For a finite dimensional Lie algebra ${\bf g}$ consider the adjoint representation $\phi:{\bf g}\rightarrow {\bf gl}\left({\bf g}\right); \phi\left(X\right)={\bf ad}_X$. We have $\ker\left(\phi\right)={\cal z}\left({\bf g}\right)$ the centre of ${\bf g}$, so we can think of ${\bf g}$ as the direct sum $\left({\bf g} / {\cal z}\left({\bf g}\right)\right) \bigoplus {\cal z}\left({\bf g}\right)$ of the matrix Lie algebra of little ad matrices and the centre ${\cal z}\left({\bf g}\right)$. But then, suppose the centre is m-dimensional; since Abelian it can be represented as the algebra of $m\times m$ diagonal matrices.
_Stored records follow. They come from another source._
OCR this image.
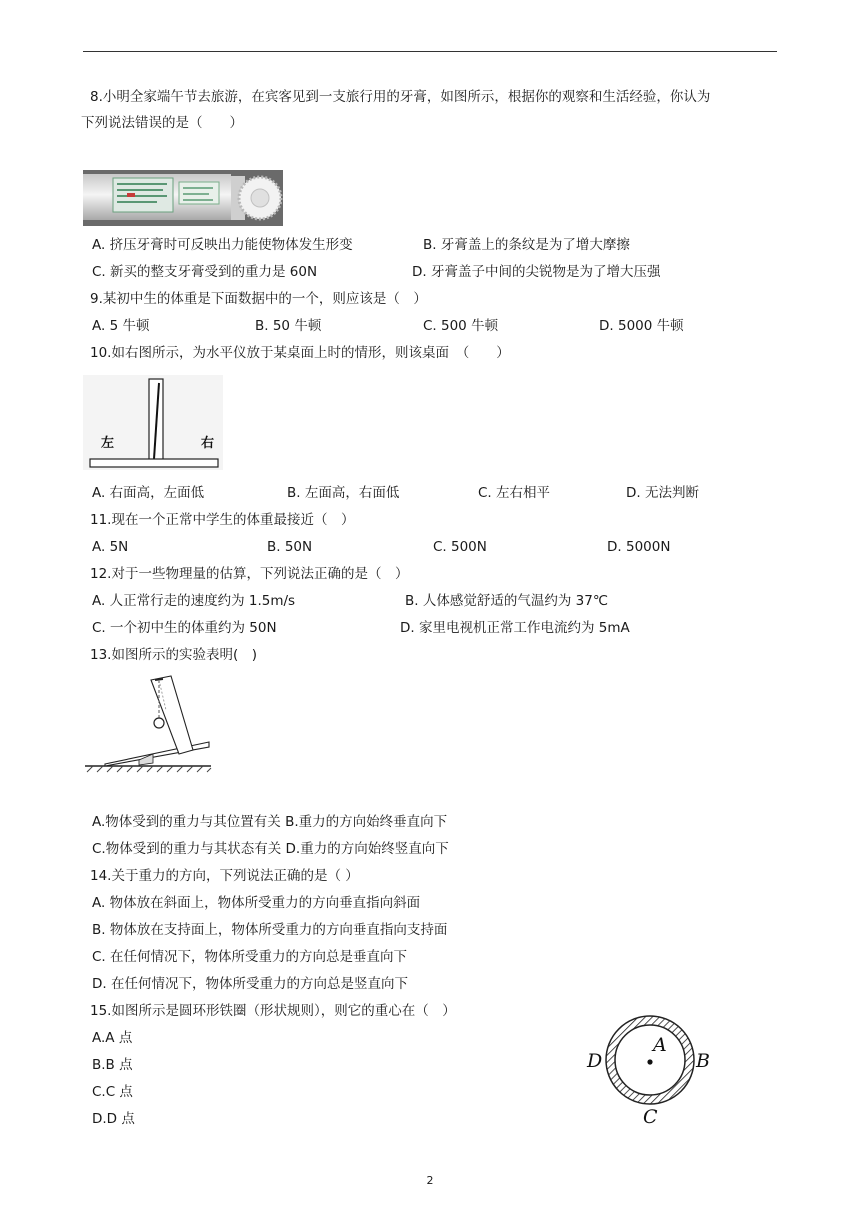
8.小明全家端午节去旅游，在宾客见到一支旅行用的牙膏，如图所示，根据你的观察和生活经验，你认为
下列说法错误的是（　　）
A. 挤压牙膏时可反映出力能使物体发生形变	B. 牙膏盖上的条纹是为了增大摩擦
C. 新买的整支牙膏受到的重力是 60N	D. 牙膏盖子中间的尖锐物是为了增大压强
9.某初中生的体重是下面数据中的一个，则应该是（　）
A. 5 牛顿	B. 50 牛顿	C. 500 牛顿	D. 5000 牛顿
10.如右图所示，为水平仪放于某桌面上时的情形，则该桌面　（　　）
左	右
A. 右面高，左面低	B. 左面高，右面低	C. 左右相平	D. 无法判断
11.现在一个正常中学生的体重最接近（　）
A. 5N	B. 50N	C. 500N	D. 5000N
12.对于一些物理量的估算，下列说法正确的是（　）
A. 人正常行走的速度约为 1.5m/s	B. 人体感觉舒适的气温约为 37℃
C. 一个初中生的体重约为 50N	D. 家里电视机正常工作电流约为 5mA
13.如图所示的实验表明(　)
A.物体受到的重力与其位置有关 B.重力的方向始终垂直向下
C.物体受到的重力与其状态有关 D.重力的方向始终竖直向下
14.关于重力的方向，下列说法正确的是（ ）
A. 物体放在斜面上，物体所受重力的方向垂直指向斜面
B. 物体放在支持面上，物体所受重力的方向垂直指向支持面
C. 在任何情况下，物体所受重力的方向总是垂直向下
D. 在任何情况下，物体所受重力的方向总是竖直向下
15.如图所示是圆环形铁圈（形状规则），则它的重心在（　）
A.A 点
B.B 点
C.C 点
D.D 点
A
B
C
D
2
So the whole Lie algebra can be realised as the algebra of block-diagonal matrices of the form:
$\left(\begin{array}{cc}{\bf ad}_X & {\bf 0} \\\\ {\bf 0} & {\bf \Lambda}\end{array}\right)$
where ${\bf \Lambda}$ is an $m\times m$ diagonal matrix.
Best Answer
Your argument fails because the bracket can (sometimes) take pairs of elements into the centre. Therefore the direct sum as vector spaces isn't necessarily a direct sum of Lie algebras. For nilpotent Lie algebras, such as the Heisenberg algebra, you can't make the claim about block-diagonal form.